If you thought walking, talking pickles, punk rock, vegans, communists, coffee and feminists had nothing in common, you’re wrong.

All of these things and more can be found in the wonderful world of ridiculousness that is “Nothing Nice to Say.”

The comic strip, created by Mitch Clem, started out as a Web comic, which can be found at http://www.mitchclem.com. In October of 2007, Dark Horse Comics released a published collection of the series.

The comic focuses on the lives of Minnesota punks, Blake and Fletcher. The supporting cast includes anyone the pair can make fun of – literally.

More regular characters include Chris, the pierced, vegan punk, Phillip, the whiney “emo” kid, lesbian couple Alice and Karen and Cecil the gopher.

Clem himself even makes cameos in the series. Sometimes he relates directly to the reader, and at other times he plays the role of the creator to Blake and Fletcher.

Nothing is sacred in Blake and Fletcher’s world. Whether it’s punk icon Henry Rollins or the occasional bandana-sporting hipster, no subject is too big or too small to be made fun of.

One of Clem’s favorite laughing matters is himself. Throughout the book, Clem will depict himself as the strip’s bitter parent. He’ll sell out Blake and Fletcher in a heartbeat – it’s less of a headache that way.

Clem is willing to make fun of himself and the things he enjoys. It’s no surprise, then, that he’ll make fun of the things that get on his nerves, too.

To poke fun at his critics, Clem created two characters who take over the strip. The two young “punks” can’t spell, can’t draw and have no sense of humor. In their version of “Nothing Nice,” Blake and Fletcher stick-figures stand around and complain about posers.

The hijacked version of the comic can be compared to “South Park’s” Terrance and Phillip. Instead of fart jokes, however, the duo is ripping up the punk scene. While it only takes up a few pages, the “Nothing Nice,” takeover is one of the funniest parts of the book.

Rife with musical references, “Nothing Nice” will make any punk or music snob feel right at home.

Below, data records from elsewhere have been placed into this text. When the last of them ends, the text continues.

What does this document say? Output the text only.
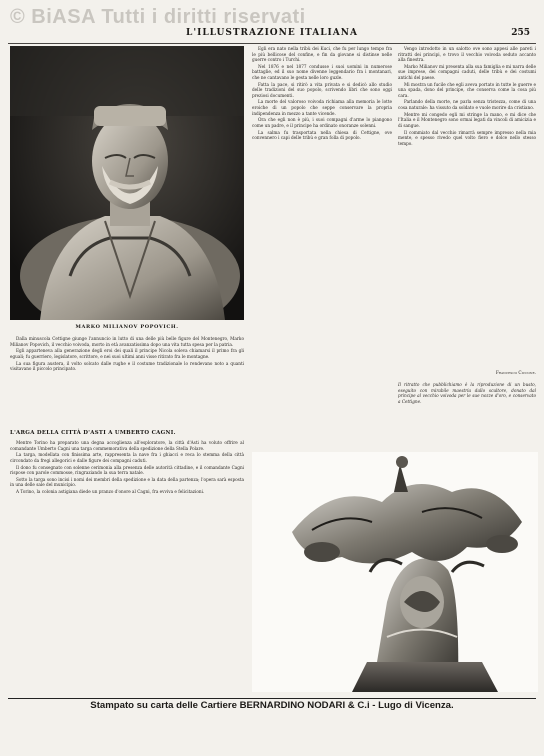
© BiASA Tutti i diritti riservati
L'ILLUSTRAZIONE ITALIANA	255
MARKO MILIANOV POPOVICH.

Dalla minuscola Cettigne giunge l'annuncio in lutto di una delle più belle figure del Montenegro, Marko Milianov Popovich, il vecchio voivoda, morto in età avanzatissima dopo una vita tutta spesa per la patria.

Egli apparteneva alla generazione degli eroi dei quali il principe Nicola soleva chiamarsi il primo fra gli eguali; fu guerriero, legislatore, scrittore, e nei suoi ultimi anni visse ritirato fra le montagne.

La sua figura austera, il volto solcato dalle rughe e il costume tradizionale lo rendevano noto a quanti visitavano il piccolo principato.

L'ARGA DELLA CITTÀ D'ASTI A UMBERTO CAGNI.

Mentre Torino ha preparato una degna accoglienza all'esploratore, la città d'Asti ha voluto offrire al comandante Umberto Cagni una targa commemorativa della spedizione della Stella Polare.

La targa, modellata con finissima arte, rappresenta la nave fra i ghiacci e reca lo stemma della città circondato da fregi allegorici e dalle figure dei compagni caduti.

Il dono fu consegnato con solenne cerimonia alla presenza delle autorità cittadine, e il comandante Cagni rispose con parole commosse, ringraziando la sua terra natale.

Sotto la targa sono incisi i nomi dei membri della spedizione e la data della partenza; l'opera sarà esposta in una delle sale del municipio.

A Torino, la colonia astigiana diede un pranzo d'onore al Cagni, fra evviva e felicitazioni.

Egli era nato nella tribù dei Kuci, che fu per lungo tempo fra le più bellicose del confine, e fin da giovane si distinse nelle guerre contro i Turchi.

Nel 1876 e nel 1877 condusse i suoi uomini in numerose battaglie, ed il suo nome divenne leggendario fra i montanari, che ne cantavano le gesta nelle loro guzle.

Fatta la pace, si ritirò a vita privata e si dedicò allo studio delle tradizioni del suo popolo, scrivendo libri che sono oggi preziosi documenti.

La morte del valoroso voivoda richiama alla memoria le lotte eroiche di un popolo che seppe conservare la propria indipendenza in mezzo a tante vicende.

Ora che egli non è più, i suoi compagni d'arme lo piangono come un padre, e il principe ha ordinato onoranze solenni.

La salma fu trasportata nella chiesa di Cettigne, ove convennero i capi delle tribù e gran folla di popolo.

Vengo introdotto in un salotto ove sono appesi alle pareti i ritratti dei principi, e trovo il vecchio voivoda seduto accanto alla finestra.

Marko Milianov mi presenta alla sua famiglia e mi narra delle sue imprese, dei compagni caduti, delle tribù e dei costumi antichi del paese.

Mi mostra un fucile che egli aveva portato in tutte le guerre e una spada, dono del principe, che conserva come la cosa più cara.

Parlando della morte, ne parla senza tristezza, come di una cosa naturale: ha vissuto da soldato e vuole morire da cristiano.

Mentre mi congedo egli mi stringe la mano, e mi dice che l'Italia e il Montenegro sono ormai legati da vincoli di amicizia e di sangue.

Il commiato dal vecchio rimarrà sempre impresso nella mia mente, e spesso rivedo quel volto fiero e dolce nello stesso tempo.

Francesco Ciccone.
Il ritratto che pubblichiamo è la riproduzione di un busto, eseguito con mirabile maestria dallo scultore, donato dal principe al vecchio voivoda per le sue nozze d'oro, e conservato a Cettigne.
Stampato su carta delle Cartiere BERNARDINO NODARI & C.i - Lugo di Vicenza.
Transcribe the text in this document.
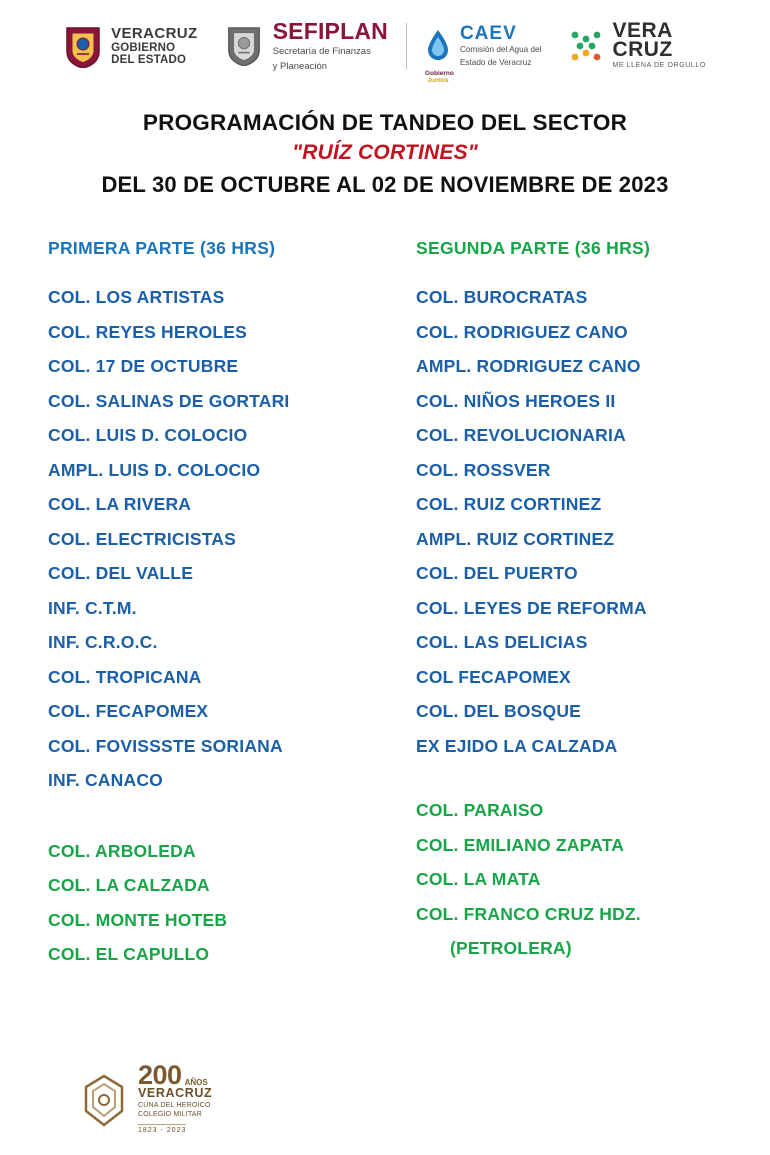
VERACRUZ
GOBIERNO
DEL ESTADO
SEFIPLAN
Secretaría de Finanzas
y Planeación
Gobierno
Juntos
CAEV
Comisión del Agua del
Estado de Veracruz
VERA
CRUZ
ME LLENA DE ORGULLO
PROGRAMACIÓN DE TANDEO DEL SECTOR
"RUÍZ CORTINES"
DEL 30 DE OCTUBRE AL 02 DE NOVIEMBRE DE 2023
PRIMERA PARTE (36 HRS)
COL. LOS ARTISTAS
COL. REYES HEROLES
COL. 17 DE OCTUBRE
COL. SALINAS DE GORTARI
COL. LUIS D. COLOCIO
AMPL. LUIS D. COLOCIO
COL. LA RIVERA
COL. ELECTRICISTAS
COL. DEL VALLE
INF. C.T.M.
INF. C.R.O.C.
COL. TROPICANA
COL. FECAPOMEX
COL. FOVISSSTE SORIANA
INF. CANACO
COL. ARBOLEDA
COL. LA CALZADA
COL. MONTE HOTEB
COL. EL CAPULLO
SEGUNDA PARTE (36 HRS)
COL. BUROCRATAS
COL. RODRIGUEZ CANO
AMPL. RODRIGUEZ CANO
COL. NIÑOS HEROES II
COL. REVOLUCIONARIA
COL. ROSSVER
COL. RUIZ CORTINEZ
AMPL. RUIZ CORTINEZ
COL. DEL PUERTO
COL. LEYES DE REFORMA
COL. LAS DELICIAS
COL FECAPOMEX
COL. DEL BOSQUE
EX EJIDO LA CALZADA
COL. PARAISO
COL. EMILIANO ZAPATA
COL. LA MATA
COL. FRANCO CRUZ HDZ.
(PETROLERA)
200 AÑOS
VERACRUZ
CUNA DEL HEROICO
COLEGIO MILITAR
1823 - 2023
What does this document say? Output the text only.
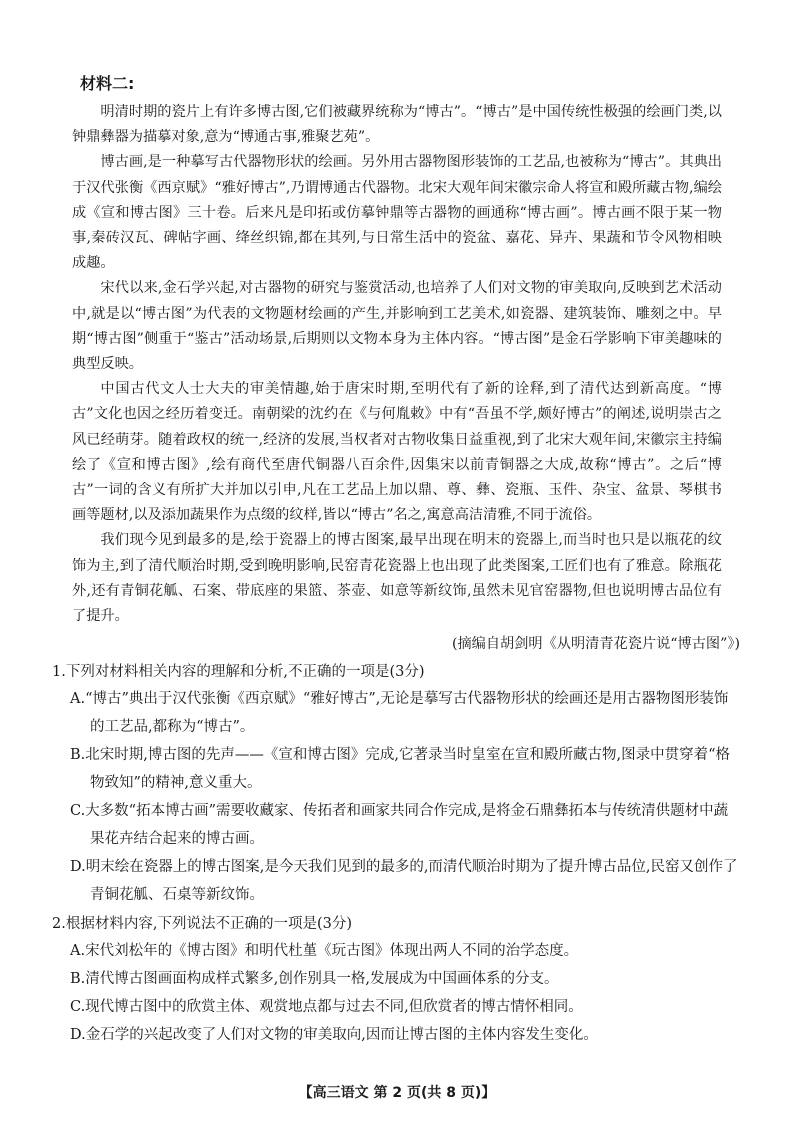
材料二:
明清时期的瓷片上有许多博古图,它们被藏界统称为“博古”。“博古”是中国传统性极强的绘画门类,以钟鼎彝器为描摹对象,意为“博通古事,雅聚艺苑”。
博古画,是一种摹写古代器物形状的绘画。另外用古器物图形装饰的工艺品,也被称为“博古”。其典出于汉代张衡《西京赋》“雅好博古”,乃谓博通古代器物。北宋大观年间宋徽宗命人将宣和殿所藏古物,编绘成《宣和博古图》三十卷。后来凡是印拓或仿摹钟鼎等古器物的画通称“博古画”。博古画不限于某一物事,秦砖汉瓦、碑帖字画、绛丝织锦,都在其列,与日常生活中的瓷盆、嘉花、异卉、果蔬和节令风物相映成趣。
宋代以来,金石学兴起,对古器物的研究与鉴赏活动,也培养了人们对文物的审美取向,反映到艺术活动中,就是以“博古图”为代表的文物题材绘画的产生,并影响到工艺美术,如瓷器、建筑装饰、雕刻之中。早期“博古图”侧重于“鉴古”活动场景,后期则以文物本身为主体内容。“博古图”是金石学影响下审美趣味的典型反映。
中国古代文人士大夫的审美情趣,始于唐宋时期,至明代有了新的诠释,到了清代达到新高度。“博古”文化也因之经历着变迁。南朝梁的沈约在《与何胤敕》中有“吾虽不学,颇好博古”的阐述,说明崇古之风已经萌芽。随着政权的统一,经济的发展,当权者对古物收集日益重视,到了北宋大观年间,宋徽宗主持编绘了《宣和博古图》,绘有商代至唐代铜器八百余件,因集宋以前青铜器之大成,故称“博古”。之后“博古”一词的含义有所扩大并加以引申,凡在工艺品上加以鼎、尊、彝、瓷瓶、玉件、杂宝、盆景、琴棋书画等题材,以及添加蔬果作为点缀的纹样,皆以“博古”名之,寓意高洁清雅,不同于流俗。
我们现今见到最多的是,绘于瓷器上的博古图案,最早出现在明末的瓷器上,而当时也只是以瓶花的纹饰为主,到了清代顺治时期,受到晚明影响,民窑青花瓷器上也出现了此类图案,工匠们也有了雅意。除瓶花外,还有青铜花觚、石案、带底座的果篮、茶壶、如意等新纹饰,虽然未见官窑器物,但也说明博古品位有了提升。
(摘编自胡剑明《从明清青花瓷片说“博古图”》)
1.下列对材料相关内容的理解和分析,不正确的一项是(3分)
A.“博古”典出于汉代张衡《西京赋》“雅好博古”,无论是摹写古代器物形状的绘画还是用古器物图形装饰的工艺品,都称为“博古”。
B.北宋时期,博古图的先声——《宣和博古图》完成,它著录当时皇室在宣和殿所藏古物,图录中贯穿着“格物致知”的精神,意义重大。
C.大多数“拓本博古画”需要收藏家、传拓者和画家共同合作完成,是将金石鼎彝拓本与传统清供题材中蔬果花卉结合起来的博古画。
D.明末绘在瓷器上的博古图案,是今天我们见到的最多的,而清代顺治时期为了提升博古品位,民窑又创作了青铜花觚、石桌等新纹饰。
2.根据材料内容,下列说法不正确的一项是(3分)
A.宋代刘松年的《博古图》和明代杜堇《玩古图》体现出两人不同的治学态度。
B.清代博古图画面构成样式繁多,创作别具一格,发展成为中国画体系的分支。
C.现代博古图中的欣赏主体、观赏地点都与过去不同,但欣赏者的博古情怀相同。
D.金石学的兴起改变了人们对文物的审美取向,因而让博古图的主体内容发生变化。
【高三语文 第 2 页(共 8 页)】
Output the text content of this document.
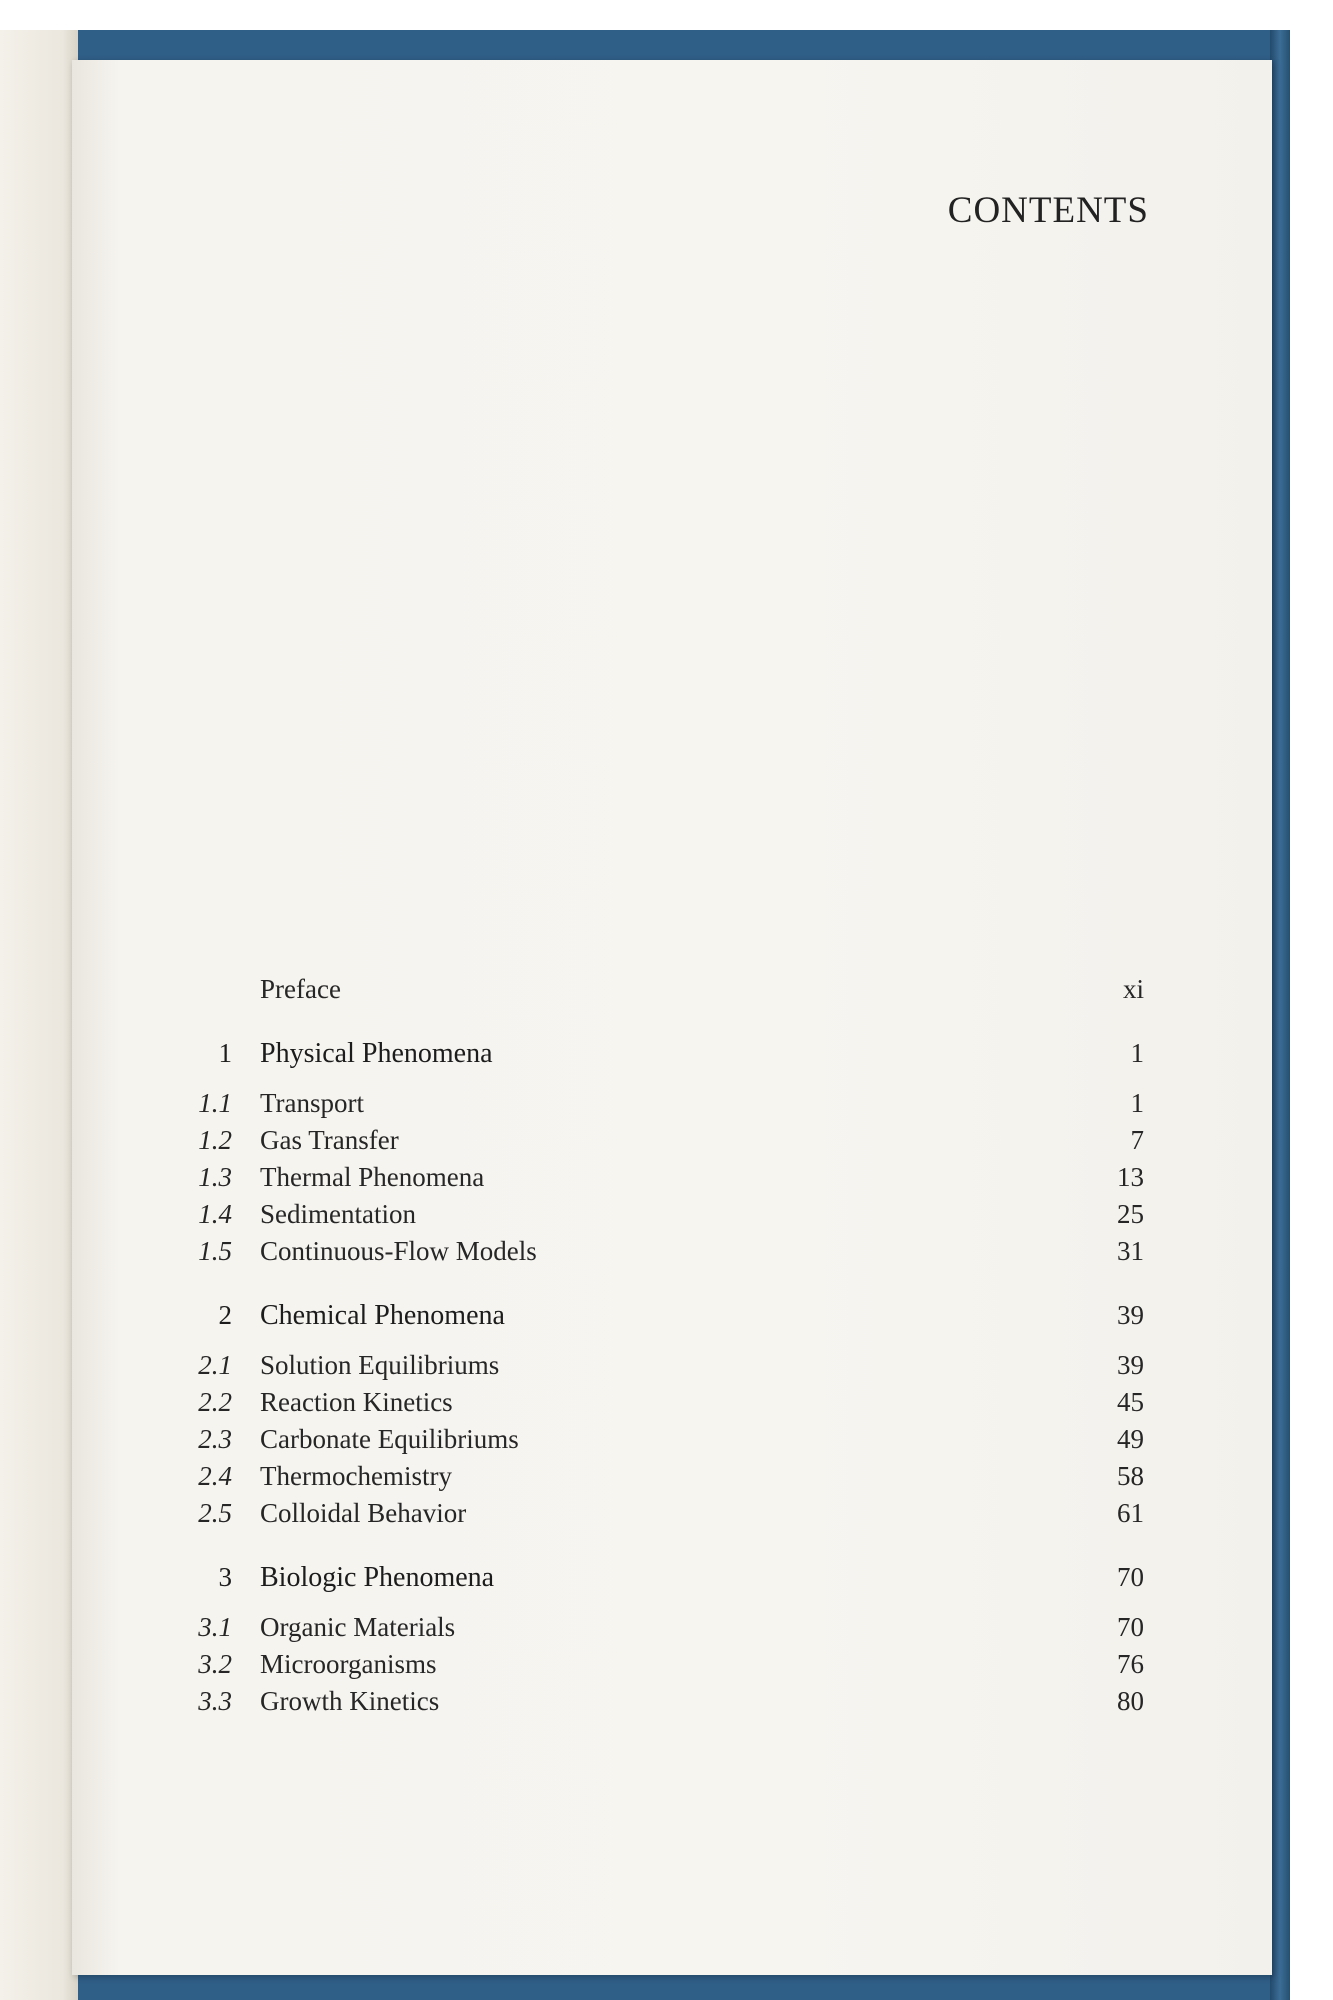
CONTENTS
Preface	xi
1 Physical Phenomena	1
1.1 Transport	1
1.2 Gas Transfer	7
1.3 Thermal Phenomena	13
1.4 Sedimentation	25
1.5 Continuous-Flow Models	31
2 Chemical Phenomena	39
2.1 Solution Equilibriums	39
2.2 Reaction Kinetics	45
2.3 Carbonate Equilibriums	49
2.4 Thermochemistry	58
2.5 Colloidal Behavior	61
3 Biologic Phenomena	70
3.1 Organic Materials	70
3.2 Microorganisms	76
3.3 Growth Kinetics	80
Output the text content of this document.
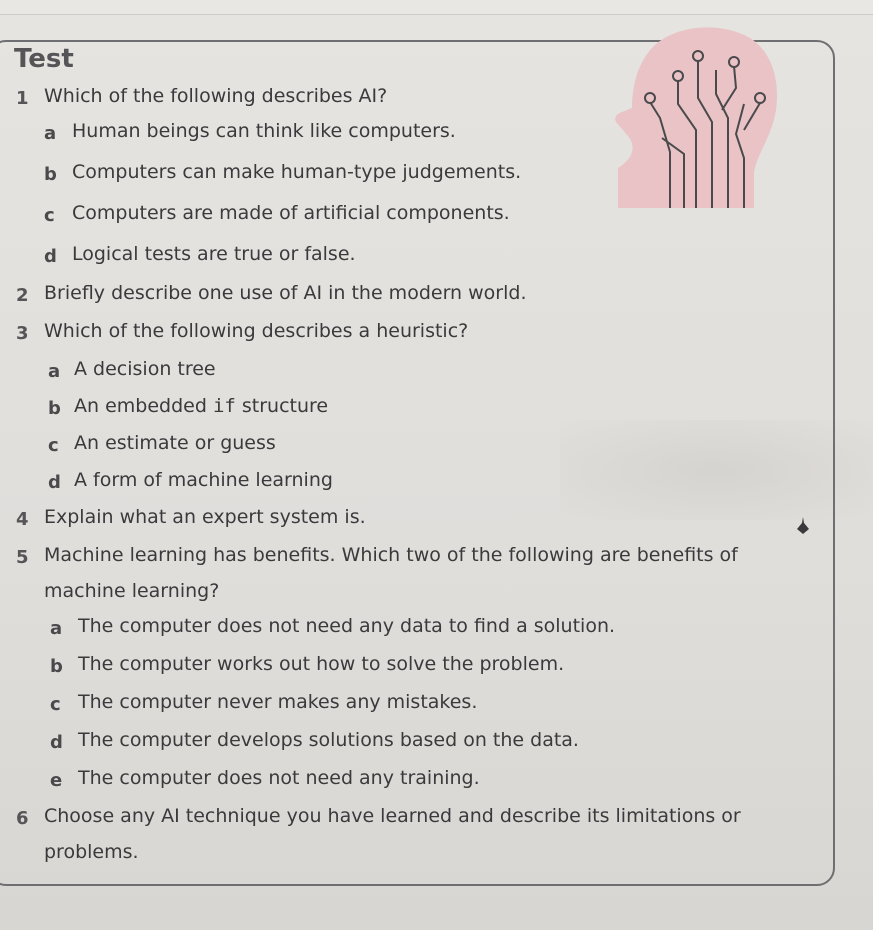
Test
1 Which of the following describes AI?
a Human beings can think like computers.
b Computers can make human-type judgements.
c Computers are made of artificial components.
d Logical tests are true or false.
2 Briefly describe one use of AI in the modern world.
3 Which of the following describes a heuristic?
a A decision tree
b An embedded if structure
c An estimate or guess
d A form of machine learning
4 Explain what an expert system is.
5 Machine learning has benefits. Which two of the following are benefits of
machine learning?
a The computer does not need any data to find a solution.
b The computer works out how to solve the problem.
c The computer never makes any mistakes.
d The computer develops solutions based on the data.
e The computer does not need any training.
6 Choose any AI technique you have learned and describe its limitations or
problems.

But you don’t have to be among the pierced or elitist to get the jokes.

Clem is able to capture the lighter-side of what it’s like to be a 20-year-old outsider – a scenario that many can relate to.

Whether it’s hitting on girls, listening to music, or just hanging out with friends, “Nothing Nice to Say” brings the humor to the surface of the mundane. And, sometimes, it’ll throw in a bit of the completely-unrealistic-but-extremely-funny to boot.

So parents: stop lying to your children. It’s time to retire the phrase: “If you have nothing nice to say, don’t say anything at all.”

In “Nothing Nice to Say,” Clem destroys the old adage, and proves that insults and sarcasm – not sugar, spice or anything nice – make the world go ’round.